20 de febrero 2017 - 08:57

Lijo abrirá a prueba el Correo-Gate pero sin "secreto de sumario"

Todo indica que el magistrado dará curso a la investigación y dosificará las primeras medidas solicitadas por la fiscalía. Luces rojas en la Casa Rosada.

Acumula. Ariel Lijo tiene a su cargo la causa por el Correo-Gate contra Mauricio Macri y contra la expresidente Cristina de Kirchner por Nisman.
Acumula. Ariel Lijo tiene a su cargo la causa por el Correo-Gate contra Mauricio Macri y contra la expresidente Cristina de Kirchner por Nisman.
En las próximas horas, el juez federal Ariel Lijo definirá tanto la apertura formal de la investigación por el Correo-Gate como si concede la solicitud del fiscal Juan Pedro Zoni para que el expediente quede bajo secreto de sumario, mientras se llevan a cabo las primeras medidas de prueba. Según pudo saber Ámbito Financiero el primer paso será recabar todos los informes del Ministerio de Comunicaciones acerca de los pormenores de la negociación con Correo Argentino SA, que derivó en la firma del acuerdo preventivo el 28 de junio del año pasado. Si esa solicitud se procesa será con facultades de allanamiento al organismo que depende de Oscar Aguad. El juez accederá a la formalidad de la investigación y dosificará las medidas de pruebas solicitadas por la fiscalía. No habrá allanamientos a la Casa Rosada ni medidas espectaculares en el corto plazo.

Otra luz roja se encendió en la Casa Rosada a partir del movimiento que pueda tener la denuncia presentada por la Procuraduría de Investigaciones Administrativas (PIA) por un posible tráfico de influencias. Recayó en el juzgado a cargo de Marcelo Martínez de Giorgi, con intervención del fiscal Carlos Stornelli.

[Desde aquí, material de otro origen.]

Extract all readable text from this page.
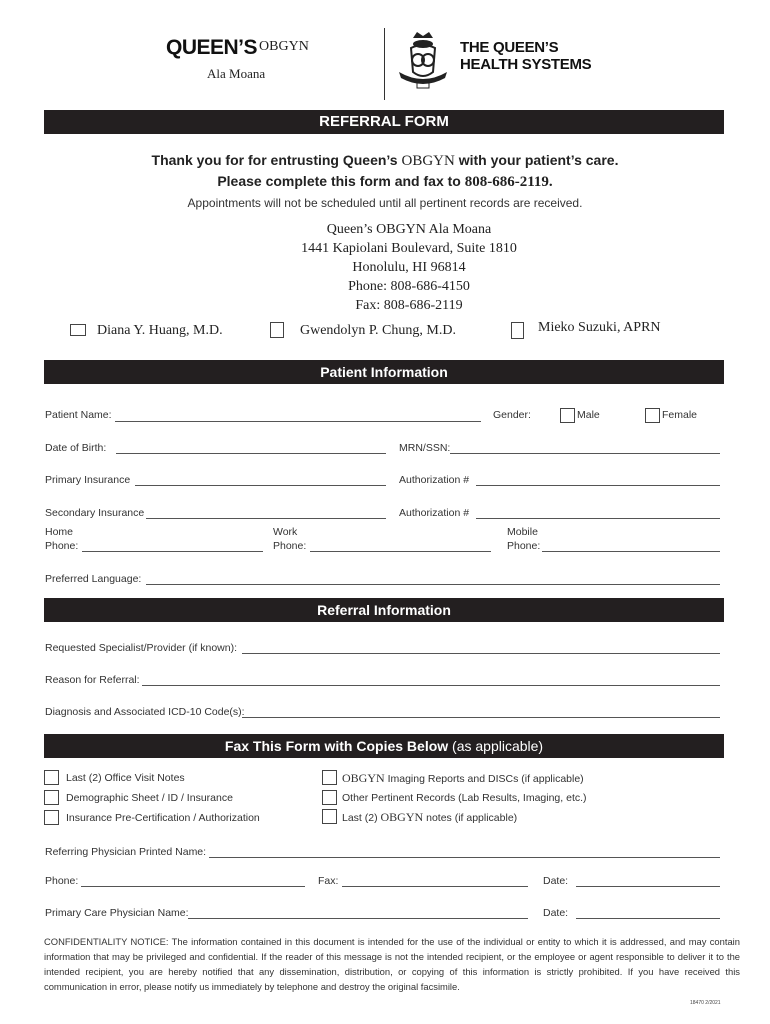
QUEEN’S OBGYN
Ala Moana
THE QUEEN’S
HEALTH SYSTEMS
REFERRAL FORM
Thank you for for entrusting Queen’s OBGYN with your patient’s care.
Please complete this form and fax to 808-686-2119.
Appointments will not be scheduled until all pertinent records are received.
Queen’s OBGYN Ala Moana
1441 Kapiolani Boulevard, Suite 1810
Honolulu, HI 96814
Phone: 808-686-4150
Fax: 808-686-2119
Diana Y. Huang, M.D.	Gwendolyn P. Chung, M.D.	Mieko Suzuki, APRN
Patient Information
Patient Name:	Gender:	Male	Female
Date of Birth:	MRN/SSN:
Primary Insurance	Authorization #
Secondary Insurance	Authorization #
Home
Phone:
Work
Phone:
Mobile
Phone:
Preferred Language:
Referral Information
Requested Specialist/Provider (if known):
Reason for Referral:
Diagnosis and Associated ICD-10 Code(s):
Fax This Form with Copies Below (as applicable)
Last (2) Office Visit Notes
Demographic Sheet / ID / Insurance
Insurance Pre-Certification / Authorization
OBGYN Imaging Reports and DISCs (if applicable)
Other Pertinent Records (Lab Results, Imaging, etc.)
Last (2) OBGYN notes (if applicable)
Referring Physician Printed Name:
Phone:	Fax:	Date:
Primary Care Physician Name:	Date:
CONFIDENTIALITY NOTICE: The information contained in this document is intended for the use of the individual or entity to which it is addressed, and may contain information that may be privileged and confidential. If the reader of this message is not the intended recipient, or the employee or agent responsible to deliver it to the intended recipient, you are hereby notified that any dissemination, distribution, or copying of this information is strictly prohibited. If you have received this communication in error, please notify us immediately by telephone and destroy the original facsimile.
18470 2/2021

Esa presentación tuvo su primera consecuencia: el Procurador General del Tesoro, Carlos Balbín inició -a requerimiento de la PIA- una auditoría exhaustiva sobre el periplo que tuvo el acuerdo y un sumario administrativo sobre los funcionarios intervinientes. A Balbín le fastidió la noticia de que el Grupo Macri hubiera presentado demanda en el fuero contencioso administrativo a días de cerrar su acuerdo con el Estado, sin avisar como es de costumbre al equipo de abogados del Estado.

El resto del ramillete de denuncias contra el Presidente serán unificado bajo la órbita de Lijo. Lo aguarda de su par Rodolfo Canicoba Corral, quien tiene como fiscal a Federico Delgado, quien es mirado con desconfianza por el Gobierno tras la dirección que le imprimió a la causa Panama Papers y al caso de Gustavo Arribas.

Las comparaciones suelen ser odiosas, pero en la semana, atravesará los tribunales la relación entre dos casos:

En el primero, un funcionario público se interesa por la suerte de una reconocida compañía y sus problemas con el fisco. Varios resortes del Estado se mueven para mejorar su situación, lo que deviene en un plan de pagos que primero es rechazado y luego es aceptado por parte de las autoridades nacionales. Ese beneficio redundaría en la posible contratación con el Estado por una cifra millonaria. La Justicia determina que esa compañía tenia relación indirecta con el funcionario. El funcionario queda en la mira por cohecho y negociaciones incompatibles con la función pública. El contrato nunca se llevó a cabo, aunque luego la empresa es estatizada.

En el segundo caso, una reconocida compañía tiene una deuda con el Estado. Un funcionario se interesa por situación y varios resortes del Estado se mueven para aprobar un plan de pagos que primero se rechaza y luego se acepta. Esa negociación según la Justicia tendría un beneficio millonario para la compañía y no sería justa para el acreedor. La firma tiene relación directa con el funcionario, quien en la cadena de mando es superior a todos los que terminan avalando el beneficio. La maniobra es denunciada. El acuerdo denunciado se suspende y no se lleva a cabo.

El primer ejemplo corresponde al Caso Ciccone, camino a juicio oral y que protagonizó el exvicepresidente Amado Boudou. El segundo describe al Correo-Gate por el que fue denunciado Mauricio Macri. La paradoja es que el juez que interviene es el mismo: Ariel Lijo. El mismo magistrado tiene a su cargo otra causa clave: la denuncia de Alberto Nisman por la firma del Memorando con Irán. Allí la Cámara de Casación rechazó el argumento defensivo acerca de que si no se había llevado a la práctica el acuerdo, no podía haber delito. El Gobierno creyó conjurar el capítulo penal del affaire del Correo con el llamado a "foja cero", aunque los argumentos crearían ahora una paradoja.